As an added bit of excitement…because we were expecting to be unpacked at this point, my parents needed things like extra medications that were in some of the moving boxes…WHICH moving box became the game of the week. We had until the following Wednesday before the medication issue would be mission critical.
It was like that movie Groundhog Day…the alarm went off at 6 am every morning, and my sister and I would roll out of bed and work off our aggravation on a 3 or 4 mile walk, then get ready and drive over to check in with my parents, get a caffeine infusion, and go encourage progress on the apartment while systematically going through all the boxes we could get to every day in between hunting down workers or answering contractor questions. It felt like that old Planet Fitness ad “I pick things up and put them down”. We loaded the seasonal and keepsake items and extra china boxes into their storage locker down the hall, unearthed Dad’s computer and set it up in the tiny guest suite, figured out how to retrieve his email that refused every log in combination, and hunted down maintenance to figure out how to make the newly installed TV in their guest suite work.
Meanwhile every day seemed to bring a new crisis….flooring, wall damage, countertops…
Once the countertops were in (even though some of them would be replaced) we cleaned out the dust and debris in the cabinets and started unpacking some of the kitchen boxes in the hopes that the elusive medication was in one of them.. As we unearthed more boxes we found THE box, the last box…on which my Mom had written the word “meds”. 🤦♀️ We opened the treasure trove and the angels sang. FINALLY!
The weekend was pretty quiet. The flooring guys finished, and the painters did some patching, at least in the rooms that they could get to with the flooring underway. I checked the paint cans only to discover one can with an incorrect color…off by one digit makes a big difference!
The electrician went back in once the rest of the crews were out to get more of his work done.

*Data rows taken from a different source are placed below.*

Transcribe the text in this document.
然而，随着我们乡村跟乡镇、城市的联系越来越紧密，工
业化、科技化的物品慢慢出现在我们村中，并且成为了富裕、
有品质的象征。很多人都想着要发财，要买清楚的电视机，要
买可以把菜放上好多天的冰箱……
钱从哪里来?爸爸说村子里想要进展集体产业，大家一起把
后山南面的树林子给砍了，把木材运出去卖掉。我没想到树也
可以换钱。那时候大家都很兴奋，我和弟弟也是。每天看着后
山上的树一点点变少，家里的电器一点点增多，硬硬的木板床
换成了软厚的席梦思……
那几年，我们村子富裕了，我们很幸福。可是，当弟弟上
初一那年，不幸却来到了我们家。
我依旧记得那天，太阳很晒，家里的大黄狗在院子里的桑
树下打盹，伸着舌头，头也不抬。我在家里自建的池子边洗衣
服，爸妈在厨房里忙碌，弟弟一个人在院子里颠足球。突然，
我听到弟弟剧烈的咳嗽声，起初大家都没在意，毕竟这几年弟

Monday, things were looking up…the replacement counters came, the painters arrived with a big crew and went to work in earnest. The right paint color was procured The paint crew was back on Tuesday to finish up painting.
We left exactly a week after we arrived to bring my parents back to Boston for my Dad’s heart valve replacement and I’m typing this from the hotel room down the street as his procedure was successfully completed this morning.
We’ve been in touch with the crew chief pretty much daily answering questions that have come up, and we’ve been online madly ordering the last few things we will need.
I am hopeful for the first time that when we return sometime this weekend, it will be mostly complete, and sparkling clean, and we can start doing what I was there to do in the first place - move them in!! There will be plenty of decorative decisions and additions in the coming months yet, but the renovation portion of this adventure will soon be beautifully accomplished!
In spite of all the chaos, the staff, the food, and the facilities at this place are all so wonderful. And the other residents are lovely too. I know my parents will be so happy here.
And I can’t wait to share some of the finished pictures once everything is in!